By Jaylan Boyle, Contributing Reporter

President of GM Brazil and Mercosur division, Jaime Ardila, photo provided by
President of GM Brazil and Mercosur division, Jaime Ardila, photo provided by

RIO DE JANEIRO – When America sneezes, Brazil catches a cold. That old saying can be particularly true for industries with an overwhelming dependency on the United States economy.

In the automobile manufacturing trade, that proverbial sneeze came on Monday of last week, when General Motors filed for bankruptcy in a Manhattan courthouse.

The world’s second largest automaker has put in a request for ‘Chapter 11′ protection against creditors after sustaining total losses of US$81 billion over the last four years. And yet, it looks like GM Brazil’s economic health will not be affected.

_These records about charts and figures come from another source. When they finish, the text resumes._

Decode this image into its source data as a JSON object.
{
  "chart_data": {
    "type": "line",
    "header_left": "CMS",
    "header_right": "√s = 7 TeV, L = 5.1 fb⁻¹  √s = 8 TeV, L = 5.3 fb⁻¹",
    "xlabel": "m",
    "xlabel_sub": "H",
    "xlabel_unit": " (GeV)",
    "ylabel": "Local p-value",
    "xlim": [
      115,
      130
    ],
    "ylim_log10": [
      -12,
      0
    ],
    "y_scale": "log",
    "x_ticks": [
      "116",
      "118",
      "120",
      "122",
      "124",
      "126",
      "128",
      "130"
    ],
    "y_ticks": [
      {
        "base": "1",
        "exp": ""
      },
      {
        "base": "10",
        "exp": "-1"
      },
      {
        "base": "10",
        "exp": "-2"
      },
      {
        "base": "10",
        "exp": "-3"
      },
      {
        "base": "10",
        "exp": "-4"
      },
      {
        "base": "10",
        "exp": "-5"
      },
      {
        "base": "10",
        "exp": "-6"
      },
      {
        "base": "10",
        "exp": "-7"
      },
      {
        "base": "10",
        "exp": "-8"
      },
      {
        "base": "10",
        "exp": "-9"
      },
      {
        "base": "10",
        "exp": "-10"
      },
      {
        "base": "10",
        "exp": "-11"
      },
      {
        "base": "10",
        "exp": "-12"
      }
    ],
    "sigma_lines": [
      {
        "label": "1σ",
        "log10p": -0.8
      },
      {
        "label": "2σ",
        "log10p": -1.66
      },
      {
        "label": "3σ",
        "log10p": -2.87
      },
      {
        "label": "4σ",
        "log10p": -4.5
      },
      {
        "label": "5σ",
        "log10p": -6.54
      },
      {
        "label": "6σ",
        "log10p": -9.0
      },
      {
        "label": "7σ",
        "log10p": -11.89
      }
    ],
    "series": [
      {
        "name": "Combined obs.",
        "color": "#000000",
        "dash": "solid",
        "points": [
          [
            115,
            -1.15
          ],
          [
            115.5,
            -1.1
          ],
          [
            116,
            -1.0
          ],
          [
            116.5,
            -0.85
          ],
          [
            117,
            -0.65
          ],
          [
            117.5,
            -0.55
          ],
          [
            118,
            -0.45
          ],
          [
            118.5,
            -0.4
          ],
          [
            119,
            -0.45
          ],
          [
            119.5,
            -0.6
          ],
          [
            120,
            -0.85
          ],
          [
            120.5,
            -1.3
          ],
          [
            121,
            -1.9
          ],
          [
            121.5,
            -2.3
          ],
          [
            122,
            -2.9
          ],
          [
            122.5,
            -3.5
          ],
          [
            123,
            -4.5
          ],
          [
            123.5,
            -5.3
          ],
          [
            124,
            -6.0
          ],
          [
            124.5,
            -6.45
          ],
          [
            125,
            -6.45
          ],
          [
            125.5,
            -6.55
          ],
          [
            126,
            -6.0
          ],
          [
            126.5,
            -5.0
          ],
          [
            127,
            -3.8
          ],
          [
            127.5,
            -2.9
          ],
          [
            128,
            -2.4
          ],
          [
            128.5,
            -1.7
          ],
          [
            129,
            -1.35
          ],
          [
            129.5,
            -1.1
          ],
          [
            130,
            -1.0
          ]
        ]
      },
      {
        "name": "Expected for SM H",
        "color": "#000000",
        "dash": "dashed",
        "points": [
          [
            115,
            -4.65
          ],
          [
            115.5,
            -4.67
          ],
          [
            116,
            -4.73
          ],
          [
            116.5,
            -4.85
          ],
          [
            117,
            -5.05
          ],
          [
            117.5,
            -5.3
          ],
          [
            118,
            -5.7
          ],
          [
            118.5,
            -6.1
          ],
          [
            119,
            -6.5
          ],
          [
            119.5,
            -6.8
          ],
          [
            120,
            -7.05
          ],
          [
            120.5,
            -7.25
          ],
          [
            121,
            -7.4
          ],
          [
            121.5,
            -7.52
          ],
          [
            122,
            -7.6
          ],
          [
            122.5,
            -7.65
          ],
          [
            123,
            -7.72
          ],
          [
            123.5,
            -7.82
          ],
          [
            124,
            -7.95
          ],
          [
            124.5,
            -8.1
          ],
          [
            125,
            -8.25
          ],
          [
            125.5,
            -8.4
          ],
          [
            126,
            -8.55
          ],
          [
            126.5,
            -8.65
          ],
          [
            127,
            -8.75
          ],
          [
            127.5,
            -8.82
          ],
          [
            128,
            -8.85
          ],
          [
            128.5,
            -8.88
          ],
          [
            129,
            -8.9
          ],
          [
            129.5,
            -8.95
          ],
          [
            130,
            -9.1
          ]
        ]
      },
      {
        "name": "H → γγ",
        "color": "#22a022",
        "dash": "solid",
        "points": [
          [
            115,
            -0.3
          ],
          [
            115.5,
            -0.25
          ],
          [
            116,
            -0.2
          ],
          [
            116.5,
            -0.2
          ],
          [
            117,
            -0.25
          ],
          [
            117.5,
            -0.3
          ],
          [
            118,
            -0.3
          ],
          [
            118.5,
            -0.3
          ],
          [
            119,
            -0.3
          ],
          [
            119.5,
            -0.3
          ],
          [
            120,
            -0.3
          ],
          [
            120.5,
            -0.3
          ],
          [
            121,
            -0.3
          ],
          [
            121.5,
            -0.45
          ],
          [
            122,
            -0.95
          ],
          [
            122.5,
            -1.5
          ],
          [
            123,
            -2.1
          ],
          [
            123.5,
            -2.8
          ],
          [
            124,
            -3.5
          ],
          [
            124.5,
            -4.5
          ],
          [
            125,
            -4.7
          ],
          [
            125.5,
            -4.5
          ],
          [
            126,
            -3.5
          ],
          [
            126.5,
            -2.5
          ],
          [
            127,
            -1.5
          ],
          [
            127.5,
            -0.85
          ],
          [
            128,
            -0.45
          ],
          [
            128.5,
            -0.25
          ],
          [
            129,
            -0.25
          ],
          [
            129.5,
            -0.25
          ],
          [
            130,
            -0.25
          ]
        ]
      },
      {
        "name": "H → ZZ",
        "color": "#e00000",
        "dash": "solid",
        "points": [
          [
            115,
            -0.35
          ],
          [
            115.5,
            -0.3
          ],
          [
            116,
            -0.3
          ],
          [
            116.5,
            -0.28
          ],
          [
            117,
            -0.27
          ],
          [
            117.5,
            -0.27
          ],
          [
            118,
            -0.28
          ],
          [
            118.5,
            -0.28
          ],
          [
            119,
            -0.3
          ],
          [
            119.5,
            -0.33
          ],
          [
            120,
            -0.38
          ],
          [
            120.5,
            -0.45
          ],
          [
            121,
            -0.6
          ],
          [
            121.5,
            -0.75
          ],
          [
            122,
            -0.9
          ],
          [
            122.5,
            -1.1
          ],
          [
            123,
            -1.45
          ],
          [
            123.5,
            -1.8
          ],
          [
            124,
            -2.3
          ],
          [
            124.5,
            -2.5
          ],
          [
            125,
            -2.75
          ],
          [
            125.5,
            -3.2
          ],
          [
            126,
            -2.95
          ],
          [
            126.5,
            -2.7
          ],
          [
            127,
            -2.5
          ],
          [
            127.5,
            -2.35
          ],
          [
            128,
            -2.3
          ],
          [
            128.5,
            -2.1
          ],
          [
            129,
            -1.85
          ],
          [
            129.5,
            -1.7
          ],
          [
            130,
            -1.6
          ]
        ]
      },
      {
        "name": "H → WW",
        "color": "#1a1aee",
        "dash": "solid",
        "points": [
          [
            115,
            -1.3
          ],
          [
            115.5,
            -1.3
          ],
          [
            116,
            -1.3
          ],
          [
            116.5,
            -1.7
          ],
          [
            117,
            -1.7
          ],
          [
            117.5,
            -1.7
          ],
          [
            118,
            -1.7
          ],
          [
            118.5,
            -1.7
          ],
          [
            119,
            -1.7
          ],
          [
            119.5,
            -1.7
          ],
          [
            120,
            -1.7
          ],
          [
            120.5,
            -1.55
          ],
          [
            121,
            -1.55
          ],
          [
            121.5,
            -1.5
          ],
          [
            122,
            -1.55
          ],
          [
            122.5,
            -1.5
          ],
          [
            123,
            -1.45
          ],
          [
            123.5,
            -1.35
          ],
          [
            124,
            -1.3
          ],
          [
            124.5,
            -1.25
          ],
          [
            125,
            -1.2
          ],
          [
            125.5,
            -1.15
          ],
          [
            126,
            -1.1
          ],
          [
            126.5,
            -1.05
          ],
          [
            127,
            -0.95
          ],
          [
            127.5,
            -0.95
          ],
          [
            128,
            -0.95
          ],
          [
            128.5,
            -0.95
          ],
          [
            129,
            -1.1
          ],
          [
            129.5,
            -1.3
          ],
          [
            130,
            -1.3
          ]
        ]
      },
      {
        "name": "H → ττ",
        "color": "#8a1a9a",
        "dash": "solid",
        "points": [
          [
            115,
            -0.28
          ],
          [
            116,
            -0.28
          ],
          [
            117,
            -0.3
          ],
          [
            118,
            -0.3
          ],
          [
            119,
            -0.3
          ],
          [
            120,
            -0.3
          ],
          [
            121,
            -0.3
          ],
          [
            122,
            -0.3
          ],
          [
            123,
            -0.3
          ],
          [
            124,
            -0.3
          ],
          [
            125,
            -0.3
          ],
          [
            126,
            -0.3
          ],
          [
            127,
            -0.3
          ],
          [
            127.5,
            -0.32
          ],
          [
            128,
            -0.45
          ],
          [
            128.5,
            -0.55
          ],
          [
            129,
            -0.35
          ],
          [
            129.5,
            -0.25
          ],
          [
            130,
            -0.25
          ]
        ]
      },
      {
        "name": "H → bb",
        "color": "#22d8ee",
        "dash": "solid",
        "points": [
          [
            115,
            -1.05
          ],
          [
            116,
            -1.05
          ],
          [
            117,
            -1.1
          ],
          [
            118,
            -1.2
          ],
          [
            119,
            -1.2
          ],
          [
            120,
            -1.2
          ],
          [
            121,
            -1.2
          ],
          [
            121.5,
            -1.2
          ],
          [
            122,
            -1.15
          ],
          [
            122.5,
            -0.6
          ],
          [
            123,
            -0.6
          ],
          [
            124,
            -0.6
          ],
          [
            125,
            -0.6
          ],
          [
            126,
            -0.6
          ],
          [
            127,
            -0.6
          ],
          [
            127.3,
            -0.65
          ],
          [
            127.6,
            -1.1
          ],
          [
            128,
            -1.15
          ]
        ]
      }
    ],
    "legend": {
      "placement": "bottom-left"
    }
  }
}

According to the President of GM’s Brazil and Mercosur division, Jaime Ardila, the Brazilian arm of the embattled US automotive giant is to remain stable in light of the North American collapse. Sales from 2008 to 2009 have gone from strength to strength, up 3% against the grim backdrop of a 20% slide in US sales. In May of this year, GM sold 48,000 vehicles in Brazil, up from 35,000 in April.

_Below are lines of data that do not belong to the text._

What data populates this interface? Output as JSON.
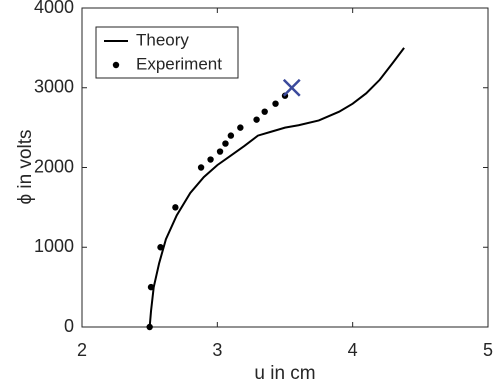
{
  "chart_data": {
    "type": "line",
    "xlabel": "u in cm",
    "ylabel": "ϕ in volts",
    "xlim": [
      2,
      5
    ],
    "xticks": [
      2,
      3,
      4,
      5
    ],
    "ylim": [
      0,
      4000
    ],
    "yticks": [
      0,
      1000,
      2000,
      3000,
      4000
    ],
    "grid": false,
    "legend": "upper left",
    "series": [
      {
        "name": "Theory",
        "style": "line",
        "color": "#000000",
        "x": [
          2.5,
          2.51,
          2.53,
          2.57,
          2.62,
          2.7,
          2.8,
          2.9,
          3.0,
          3.1,
          3.2,
          3.3,
          3.4,
          3.5,
          3.6,
          3.75,
          3.9,
          4.0,
          4.1,
          4.2,
          4.3,
          4.38
        ],
        "values": [
          0,
          200,
          500,
          800,
          1100,
          1400,
          1680,
          1880,
          2030,
          2150,
          2270,
          2400,
          2450,
          2500,
          2530,
          2590,
          2700,
          2800,
          2930,
          3100,
          3320,
          3500
        ]
      },
      {
        "name": "Experiment",
        "style": "markers",
        "color": "#000000",
        "x": [
          2.5,
          2.51,
          2.58,
          2.69,
          2.88,
          2.95,
          3.02,
          3.06,
          3.1,
          3.17,
          3.29,
          3.35,
          3.43,
          3.5
        ],
        "values": [
          0,
          500,
          1000,
          1500,
          2000,
          2100,
          2200,
          2300,
          2400,
          2500,
          2600,
          2700,
          2800,
          2900
        ]
      }
    ],
    "marker_point": {
      "x": 3.55,
      "y": 3000,
      "color": "#3b4a9c"
    }
  }
}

Ardila has assured concerned parties that GM Brazil operates as a financially independent entity, and will continue to do so. He has also asserted that should additional financing become necessary, it can be sourced locally, further distancing GM Brazil from the entangled US situation. As would be expected, the prospect of job losses cannot be discounted, however this is more a reflection of the current economic climate than a result of the larger GM dilemma. GM Brazil currently employs 21,000 people, and this figure is expected to be reassessed at the end of the month when an agreement to reduce the taxing of cars expires.

In GM Brazil’s favor, the regional investment programme of US$2.5 billion USD until 2012 is to be maintained, of which US$2 billion is earmarked for Brazil. Some of these resources are to be used in producing a new model, the Viva, which could be completed as early as this year, and four new models are scheduled for completion in 2010. Brazil is GM’s key Latin American market, where sales have been rising despite a severe economic slowdown.

There is one repercussion for Brazil, however. The US government will own both ‘New GM’ and GM Brazil for a while. What this means for Brazil remains to be seen. According to Mr. Ardilam, “In financial terms, GM Brazil is healthy, profitable, and in 2008 had it’s best year. This gives us peace of mind that we have sufficient resources to ensure our operation and investment programme. GM Brazil does not need or expect outside help.”

The case is America’s largest instance of industrial insolvency, the third largest US bankruptcy of any kind, and means that GM is the second of the top three US auto manufacturers to be placed under government control. Producing brands such as Chevrolet, Cadillac, Opel and Vauxhall, the company has ceased, after 84 years, to be included in the Dow Jones industrial average.

The company is to be split into the so-called ‘Old GM’, and ‘New GM’; the former includes those aspects of the business earmarked for sale, while the latter includes GM Brazil and other divisions deemed to be in good health. ‘New GM’ is also the part of the company that will fall under temporary control of the US Government. It is expected that this government administration will last for a period of 2-3 months.